Breaking the Black Box
How Machines Learn to Be Racist
Early computers were mostly just big calculators, helping us process large numbers. Now, however, computers are so powerful that they are learning how to make decisions on their own in the rapidly growing field of artificial intelligence.
But AI-enabled machines are only as smart as the knowledge they have been fed. Microsoft learned that lesson the hard way earlier this year when it released an AI Twitter bot called Tay that had been trained to talk like a Millennial teen. Within 24 hours, however, a horde of Twitter users had retrained Tay to be a racist Holocaust-denier, and Microsoft was forced to kill the bot.
This was not the first episode of an AI system learning the wrong lessons from its data inputs. Last year, Google’s automatic image recognition engine tagged a photo of two black people as “gorillas” — presumably because the machine learned on a database that hadn’t included enough photos of either animals or people. The company apologized and said they would fix it.
To illustrate how sensitive AI systems are to their information diet, we built an AI engine that deduced synonyms from news articles published by different types of news organizations.
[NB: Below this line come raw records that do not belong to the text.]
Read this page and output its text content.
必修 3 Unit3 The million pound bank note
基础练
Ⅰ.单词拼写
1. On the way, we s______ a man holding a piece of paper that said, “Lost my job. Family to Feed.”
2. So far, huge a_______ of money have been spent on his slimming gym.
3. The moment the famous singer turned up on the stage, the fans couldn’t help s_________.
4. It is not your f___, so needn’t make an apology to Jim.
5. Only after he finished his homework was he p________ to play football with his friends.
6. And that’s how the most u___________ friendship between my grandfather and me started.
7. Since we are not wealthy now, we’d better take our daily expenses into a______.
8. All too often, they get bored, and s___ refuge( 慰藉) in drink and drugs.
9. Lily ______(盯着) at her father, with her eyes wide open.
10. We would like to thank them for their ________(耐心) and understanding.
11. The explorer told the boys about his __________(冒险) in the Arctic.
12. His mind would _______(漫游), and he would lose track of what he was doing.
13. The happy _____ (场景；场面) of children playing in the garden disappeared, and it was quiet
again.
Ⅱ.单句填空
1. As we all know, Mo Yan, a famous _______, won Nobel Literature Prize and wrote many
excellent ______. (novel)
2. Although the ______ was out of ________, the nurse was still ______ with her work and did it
We used an algorithm created by Google called word2vec, that is one of the neural nets that Google uses in its search engine, its image recognition tool, and to generate automatic email responses.
We trained the synonym picker by having it “read” hundreds of thousands of articles from six different categories of news outlets:
- Left:The Huffington Post and The Nation
- Right:The Daily Caller and Breitbart News
- Mainstream:The New York Times and The Washington Post
- Digital:The Daily Beast and Vox
- Tabloids: The New York Post and the New York Daily News
- ProPublica
Then we let the synonym picker guess which words appeared to have similar meanings, based on the knowledge it gained from each news database. The varied results generated by each category were striking.
Consider the synonyms generated for “BlackLivesMatter.” For the Left-trained AI, “hashtag” was the closest synonym; for the Right-trained AI, it was “AllLivesMatter.” For the AI trained with Digital news outlets, close synonyms were “Ferguson” and “Bernie.”
Or consider synonyms for “woman.” In the Tabloids, “victim” ranked high, while in ProPublica (admittedly trained on the smallest amount of data), “knifepoint” ranked as a close synonym. For “man,” the words “son,” “lover” and “gentleman” were ranked about as high on the list of synonyms by news outlets on the Left as “stabs,” “suspect” and “burglar” were by outlets on the Right.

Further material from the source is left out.